Zimplow trembles after El Nino forecast

BUSINESS REPORTER

 

Agro-industrial  concern, Zimplow Holdings Limited,  has been rattled  by a merciless weather phenomenon  expected to sweep through Zimbabwe, Business Times can report.

The company, according to Zimplow Chairman Godfrey Manhambara, is worried about forecasts of an El Nino-induced drought in Zimbabwe because it could affect sales of agricultural equipment, which make up a significant portion of the company’s revenue.

In light of this, Manhambara stated that Zimplow will push other clusters to make up for the anticipated underperformance of agriculture sector due to the drought.

“Whilst the group is confident of growth driven by the mining, infrastructure and automotive clusters, the forecast of the El Niño rainfall pattern may reduce the group’s growth prospects as the agricultural cluster still constitutes a significant component of the group’s business,” Manhambara said.

He claimed that despite the dangers posed by El Nino, the company is starting over to reclaim its position as the go-to source for infrastructure, mining, and automotive equipment.

“The cluster has been focused on creating resilience owing to soft producer pricing and changes in weather patterns. “Therefore, the launch of Valmec, targeted at supporting the entry level or emerging commercial farmer either with Valtra tractors or competitive brands with Sparex parts, is set to cover the needs of the entry-level market segment which had not been covered by Zimplow in the past, at the same time allowing Farmec and Mealie Brand to dedicate their focus on their established market segments without diluting their current effort.

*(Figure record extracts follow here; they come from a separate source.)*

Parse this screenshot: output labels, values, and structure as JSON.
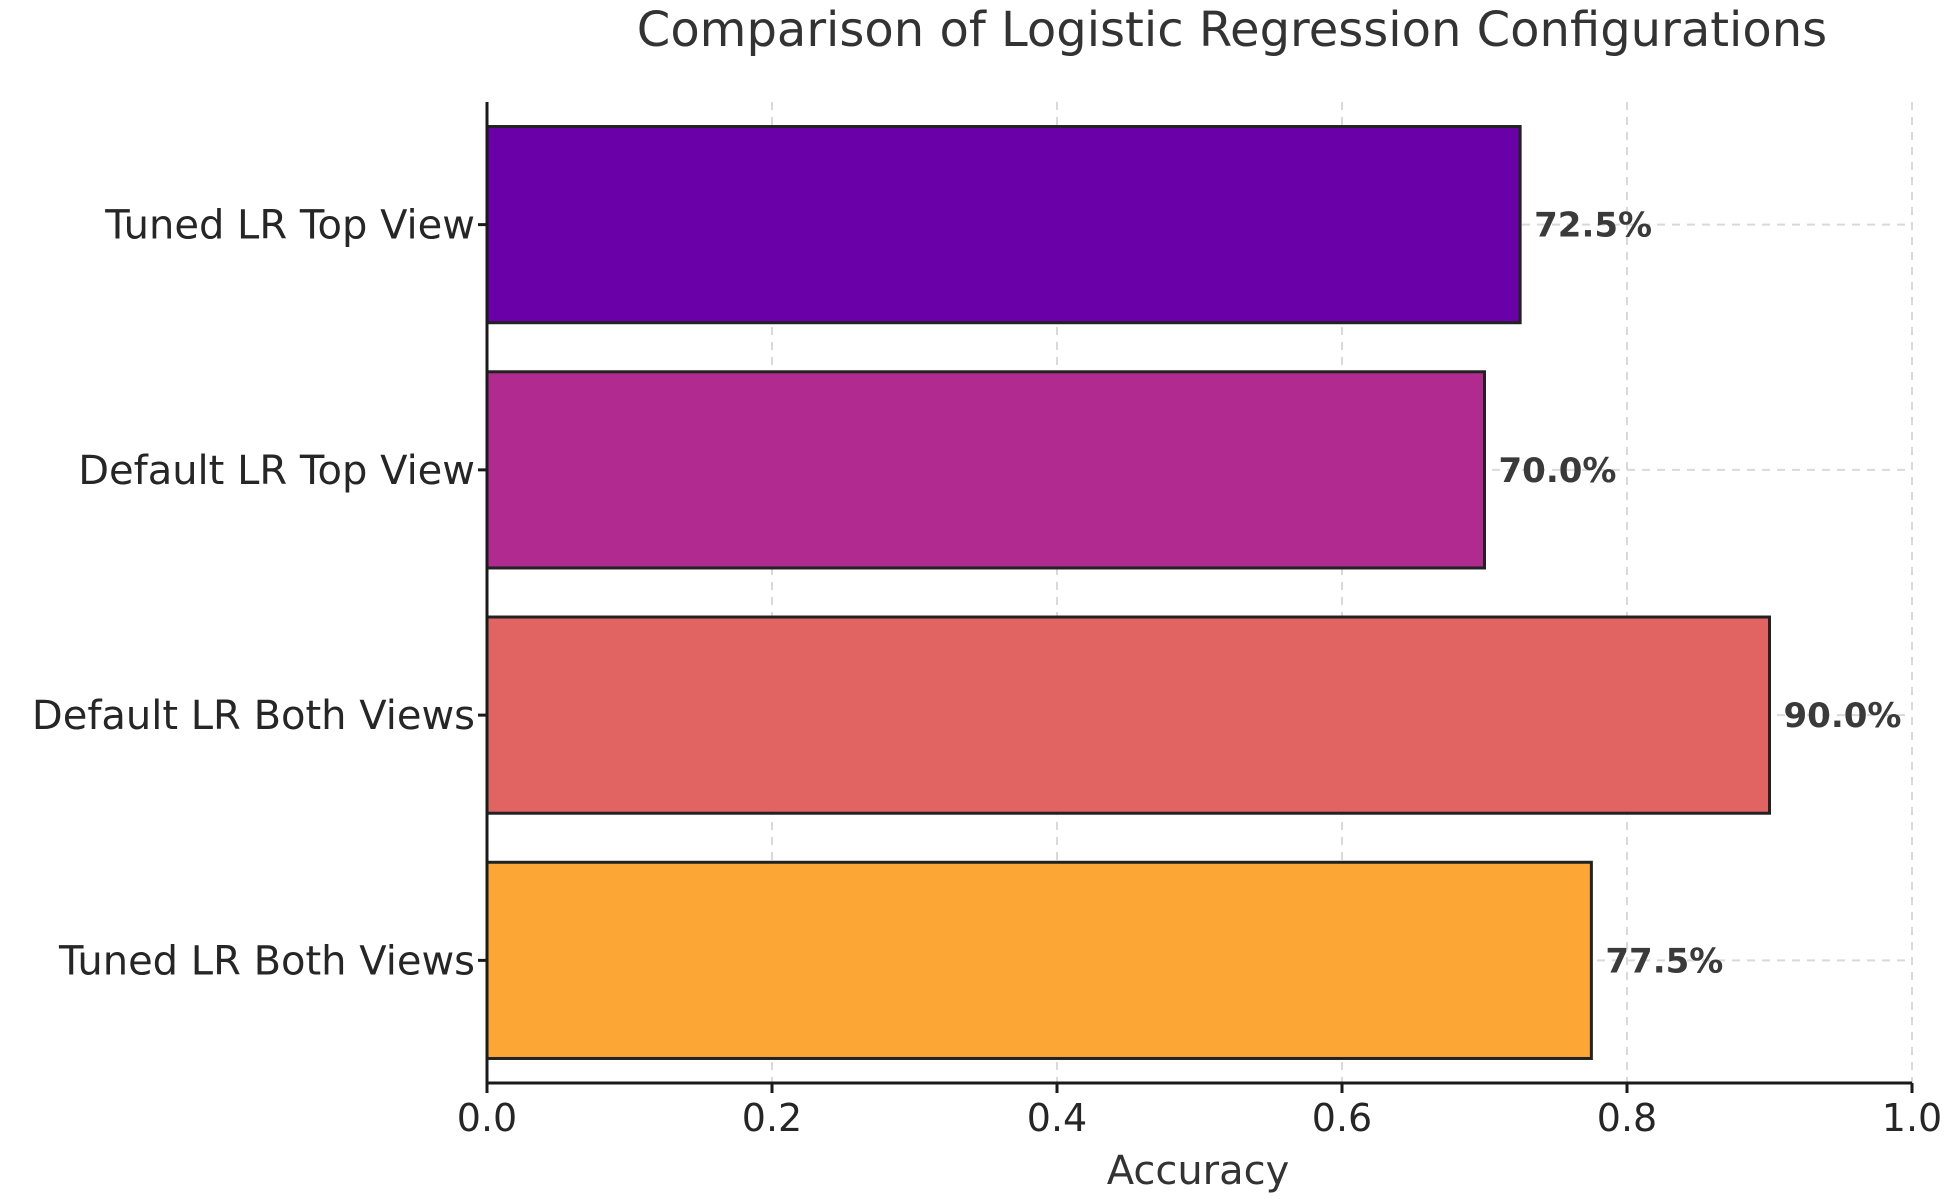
{
  "chart_data": {
    "type": "bar",
    "orientation": "horizontal",
    "title": "Comparison of Logistic Regression Configurations",
    "xlabel": "Accuracy",
    "ylabel": "",
    "xlim": [
      0,
      1
    ],
    "xticks": [
      0.0,
      0.2,
      0.4,
      0.6,
      0.8,
      1.0
    ],
    "xtick_labels": [
      "0.0",
      "0.2",
      "0.4",
      "0.6",
      "0.8",
      "1.0"
    ],
    "grid": true,
    "categories": [
      "Tuned LR Top View",
      "Default LR Top View",
      "Default LR Both Views",
      "Tuned LR Both Views"
    ],
    "values": [
      0.725,
      0.7,
      0.9,
      0.775
    ],
    "value_labels": [
      "72.5%",
      "70.0%",
      "90.0%",
      "77.5%"
    ],
    "colors": [
      "#6a00a8",
      "#b02a8f",
      "#e16462",
      "#fca636"
    ]
  }
}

Mealie Brand local implements sales contributed 88% of total revenue in the period under review. Implements sold in the local market were 69% ahead of prior year whilst exports were depressed by 56% below prior year mainly due to the slow uptake,” Manhambara said.

He said that as a result of low trading margins and the company’s efforts to protect its market position from competitors, operating profit in real terms was down 4% from the previous year.

Profit after tax fell to ZWL$1.05bn in the six months to June 30, 2023 from ZWL$22.74bn reported in the prior comparative period.

“The trading environment continued to be challenging in the first half of the year, caused by a depressed liquidity environment.

“Furthermore, reduced spending on road construction projects affected the general level of activity in the infrastructure sector. This impacted adversely on the business activity,” he said.

Whole goods volumes were 28% lower than the prior year, according to Manhambara, who claimed that the division’s revenue drivers were negatively impacted by the  tight liquidity environment and soft producer pricing.

However, Zimplow’ s initiatives to improve aftersales customer experience resulted in a 10% increase in service revenue in real terms over the prior year.

He further stated that the business unit’s main goal up until  the end of the year is to make up lost ground on sales of tractors and implements.